1. AOL, fresh from its recent acquisition spree, has done it again--it's bought online news aggregator Huffington Post for $315 million in cash and stock, and has appointed Ariana Huffington to a central role in managing AOL's content. Weirdly, on a day when the U.S. was focused on football, the deal was signed at the Super Bowl.
2. With interesting timing, in the light of the AOL-HuffingtonPost deal, Yahoo is in the news for future plans: It'll be making a big move toward personalized content, apparently. CEO Carole Bartz is poised to reveal the plans, which will include a "publishing platform" for phones and tablets that crafts custom news and gossip feeds based on users preferences, search history, social networks and so on. It's the next step along the road that brought us AOL's personalized news iPad app, Editions.
3. The FCC is poised to reveal, today, the first stages of its plan to re-purpose $8 billion dollars used for subsidizing phone systems in rural, remoter areas of the U.S. to paying for broadband instead.
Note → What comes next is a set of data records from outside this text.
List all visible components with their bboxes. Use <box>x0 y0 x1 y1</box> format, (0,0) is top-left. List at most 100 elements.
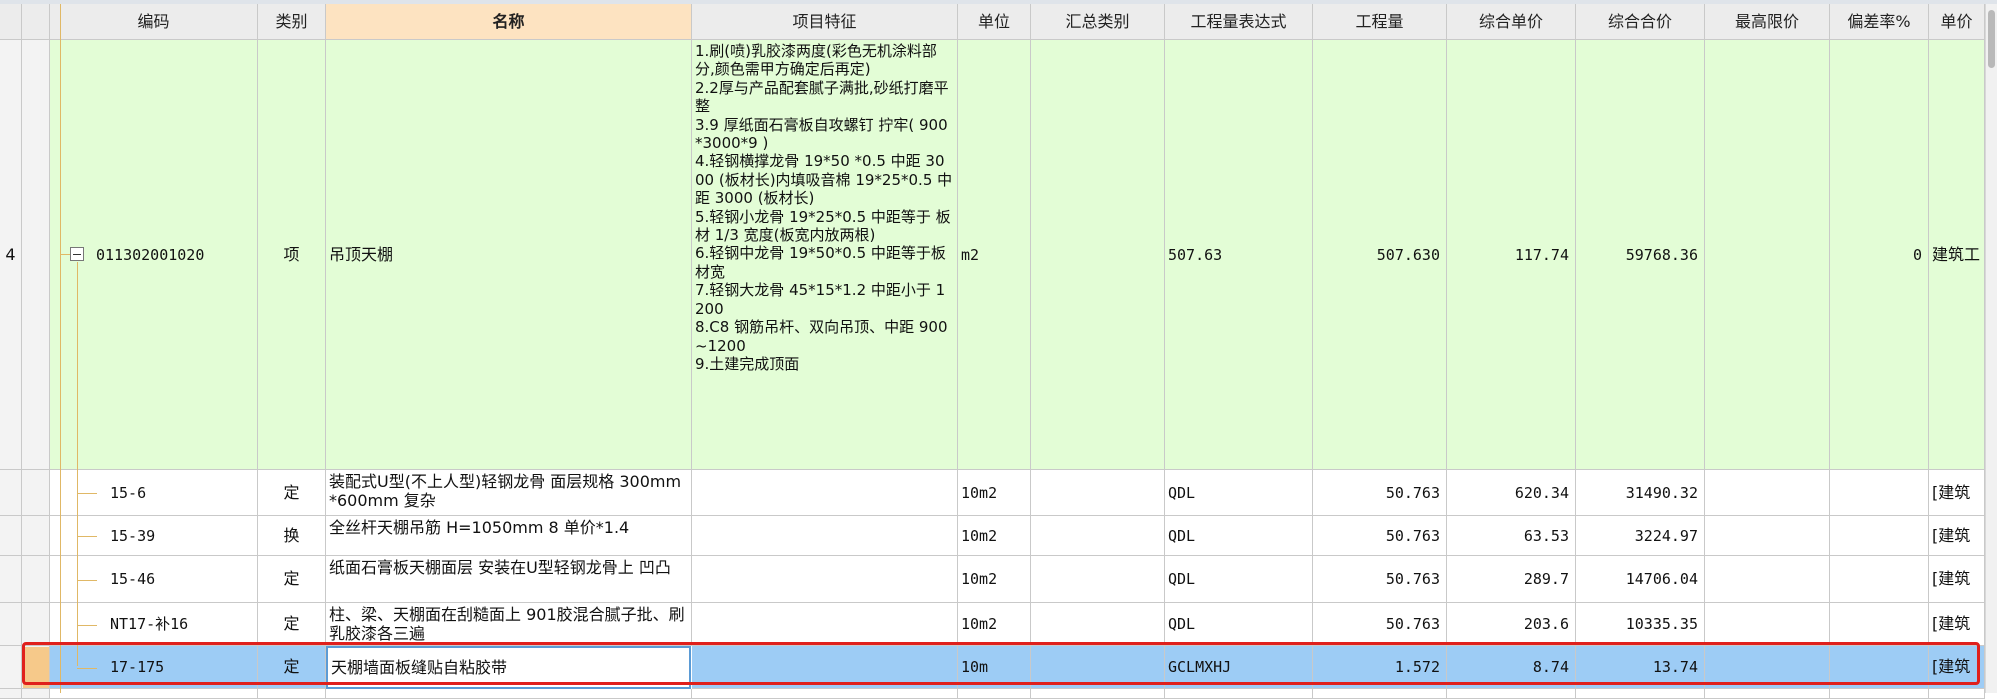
parent-max-price-cell[interactable] <box>1705 40 1830 470</box>
row-max-price-cell[interactable] <box>1705 516 1830 556</box>
row-name-cell[interactable]: 全丝杆天棚吊筋 H=1050mm 8 单价*1.4 <box>326 516 692 556</box>
row-features-cell[interactable] <box>692 603 958 646</box>
row-name-cell[interactable]: 柱、梁、天棚面在刮糙面上 901胶混合腻子批、刷乳胶漆各三遍 <box>326 603 692 646</box>
next-row-cell <box>1165 689 1313 699</box>
row-category-cell[interactable]: 定 <box>258 603 326 646</box>
row-name-cell[interactable]: 天棚墙面板缝贴自粘胶带 <box>326 646 691 689</box>
row-quantity-cell[interactable]: 50.763 <box>1313 470 1447 516</box>
bill-of-quantities-grid[interactable]: 编码 类别 名称 项目特征 单位 汇总类别 工程量表达式 工程量 综合单价 综合合价 最高限价 偏差率… <box>0 4 1985 699</box>
row-deviation-rate-cell[interactable] <box>1830 556 1929 603</box>
row-features-cell[interactable] <box>692 470 958 516</box>
header-quantity-expression-column[interactable]: 工程量表达式 <box>1165 4 1313 40</box>
row-quantity-expression-cell[interactable]: QDL <box>1165 470 1313 516</box>
parent-unit-cell[interactable]: m2 <box>958 40 1031 470</box>
row-total-price-cell[interactable]: 10335.35 <box>1576 603 1705 646</box>
row-total-price-cell[interactable]: 3224.97 <box>1576 516 1705 556</box>
row-name-cell[interactable]: 装配式U型(不上人型)轻钢龙骨 面层规格 300mm*600mm 复杂 <box>326 470 692 516</box>
row-max-price-cell[interactable] <box>1705 556 1830 603</box>
row-price-spec-cell[interactable]: [建筑 <box>1929 603 1985 646</box>
row-total-price-cell[interactable]: 31490.32 <box>1576 470 1705 516</box>
header-unit-column[interactable]: 单位 <box>958 4 1031 40</box>
row-category-cell[interactable]: 换 <box>258 516 326 556</box>
parent-price-spec-cell[interactable]: 建筑工 <box>1929 40 1985 470</box>
tree-branch <box>77 668 97 669</box>
row-row-index <box>0 603 22 646</box>
row-summary-category-cell[interactable] <box>1031 516 1165 556</box>
row-quantity-cell[interactable]: 50.763 <box>1313 516 1447 556</box>
next-row-cell <box>1830 689 1929 699</box>
row-quantity-expression-cell[interactable]: GCLMXHJ <box>1165 646 1313 689</box>
parent-name-cell[interactable]: 吊顶天棚 <box>326 40 692 470</box>
row-summary-category-cell[interactable] <box>1031 556 1165 603</box>
row-quantity-cell[interactable]: 50.763 <box>1313 556 1447 603</box>
row-unit-cell[interactable]: 10m2 <box>958 603 1031 646</box>
row-total-price-cell[interactable]: 14706.04 <box>1576 556 1705 603</box>
parent-category-cell[interactable]: 项 <box>258 40 326 470</box>
header-features-column[interactable]: 项目特征 <box>692 4 958 40</box>
header-code-column[interactable]: 编码 <box>50 4 258 40</box>
row-category-cell[interactable]: 定 <box>258 646 326 689</box>
header-summary-category-column[interactable]: 汇总类别 <box>1031 4 1165 40</box>
header-quantity-column[interactable]: 工程量 <box>1313 4 1447 40</box>
row-tree-gutter <box>22 603 50 646</box>
row-price-spec-cell[interactable]: [建筑 <box>1929 556 1985 603</box>
row-max-price-cell[interactable] <box>1705 646 1830 689</box>
row-total-price-cell[interactable]: 13.74 <box>1576 646 1705 689</box>
row-row-index <box>0 470 22 516</box>
row-summary-category-cell[interactable] <box>1031 646 1165 689</box>
row-quantity-cell[interactable]: 1.572 <box>1313 646 1447 689</box>
row-unit-price-cell[interactable]: 63.53 <box>1447 516 1576 556</box>
row-deviation-rate-cell[interactable] <box>1830 603 1929 646</box>
row-unit-cell[interactable]: 10m2 <box>958 556 1031 603</box>
header-total-price-column[interactable]: 综合合价 <box>1576 4 1705 40</box>
parent-unit-price-cell[interactable]: 117.74 <box>1447 40 1576 470</box>
header-tree-gutter-column[interactable] <box>22 4 50 40</box>
scrollbar-thumb[interactable] <box>1988 10 1995 68</box>
row-deviation-rate-cell[interactable] <box>1830 470 1929 516</box>
row-features-cell[interactable] <box>692 516 958 556</box>
row-unit-cell[interactable]: 10m2 <box>958 516 1031 556</box>
row-category-cell[interactable]: 定 <box>258 470 326 516</box>
parent-total-price-cell[interactable]: 59768.36 <box>1576 40 1705 470</box>
row-price-spec-cell[interactable]: [建筑 <box>1929 470 1985 516</box>
header-price-spec-column[interactable]: 单价 <box>1929 4 1985 40</box>
row-unit-price-cell[interactable]: 289.7 <box>1447 556 1576 603</box>
row-deviation-rate-cell[interactable] <box>1830 646 1929 689</box>
row-unit-cell[interactable]: 10m <box>958 646 1031 689</box>
row-category-cell[interactable]: 定 <box>258 556 326 603</box>
header-unit-price-column[interactable]: 综合单价 <box>1447 4 1576 40</box>
row-max-price-cell[interactable] <box>1705 470 1830 516</box>
row-quantity-cell[interactable]: 50.763 <box>1313 603 1447 646</box>
next-row-cell <box>1705 689 1830 699</box>
collapse-toggle-icon[interactable] <box>70 247 84 261</box>
row-features-cell[interactable] <box>692 556 958 603</box>
header-row-number-column[interactable] <box>0 4 22 40</box>
parent-quantity-expression-cell[interactable]: 507.63 <box>1165 40 1313 470</box>
row-quantity-expression-cell[interactable]: QDL <box>1165 516 1313 556</box>
row-price-spec-cell[interactable]: [建筑 <box>1929 646 1985 689</box>
row-summary-category-cell[interactable] <box>1031 470 1165 516</box>
row-unit-price-cell[interactable]: 620.34 <box>1447 470 1576 516</box>
header-category-column[interactable]: 类别 <box>258 4 326 40</box>
parent-summary-category-cell[interactable] <box>1031 40 1165 470</box>
parent-quantity-cell[interactable]: 507.630 <box>1313 40 1447 470</box>
row-name-cell[interactable]: 纸面石膏板天棚面层 安装在U型轻钢龙骨上 凹凸 <box>326 556 692 603</box>
row-price-spec-cell[interactable]: [建筑 <box>1929 516 1985 556</box>
row-max-price-cell[interactable] <box>1705 603 1830 646</box>
header-name-column[interactable]: 名称 <box>326 4 692 40</box>
header-deviation-rate-column[interactable]: 偏差率% <box>1830 4 1929 40</box>
row-summary-category-cell[interactable] <box>1031 603 1165 646</box>
parent-row-index: 4 <box>0 40 22 470</box>
row-unit-price-cell[interactable]: 203.6 <box>1447 603 1576 646</box>
parent-features-cell[interactable]: 1.刷(喷)乳胶漆两度(彩色无机涂料部分,颜色需甲方确定后再定) 2.2厚与产品… <box>692 40 958 470</box>
header-max-price-column[interactable]: 最高限价 <box>1705 4 1830 40</box>
vertical-scrollbar[interactable] <box>1985 4 1997 693</box>
row-quantity-expression-cell[interactable]: QDL <box>1165 603 1313 646</box>
row-quantity-expression-cell[interactable]: QDL <box>1165 556 1313 603</box>
parent-deviation-rate-cell[interactable]: 0 <box>1830 40 1929 470</box>
row-features-cell[interactable] <box>692 646 958 689</box>
row-unit-price-cell[interactable]: 8.74 <box>1447 646 1576 689</box>
row-unit-cell[interactable]: 10m2 <box>958 470 1031 516</box>
row-deviation-rate-cell[interactable] <box>1830 516 1929 556</box>
selected-row-marker <box>23 647 49 688</box>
It's seen as a vital step to enabling citizens to partake in a digital lifestyle--but it's not without its controversies: Part of the difficulty is in finding the funds to make the necessary infrastructure changes, some of which may come from consumers.
4. Apple and News Corp.'s iPad-only newspaper, The Daily, seems to have been beset by technical problems since the moment it launched: Numerous reports include over-extended load times for the app and new content, and recurring crashes (something we've also seen happen with our edition of The Daily at Fast Company's office). The Daily's technical team is blaming a "massive uptake" for the issues, but fixes have yet to arrive.
5. It's increasingly likely that you'll be able to access the Net while flying in the U.S.: In-flight ISP Aircell has just revealed it's secured $35 million more in venture funding to expand its operations. Google promoted its service for the holiday months by paying for free access for flyers using Aircell's Gogo, which significantly bumped up the number of users, perhaps suggesting an alternative business model for Gogo.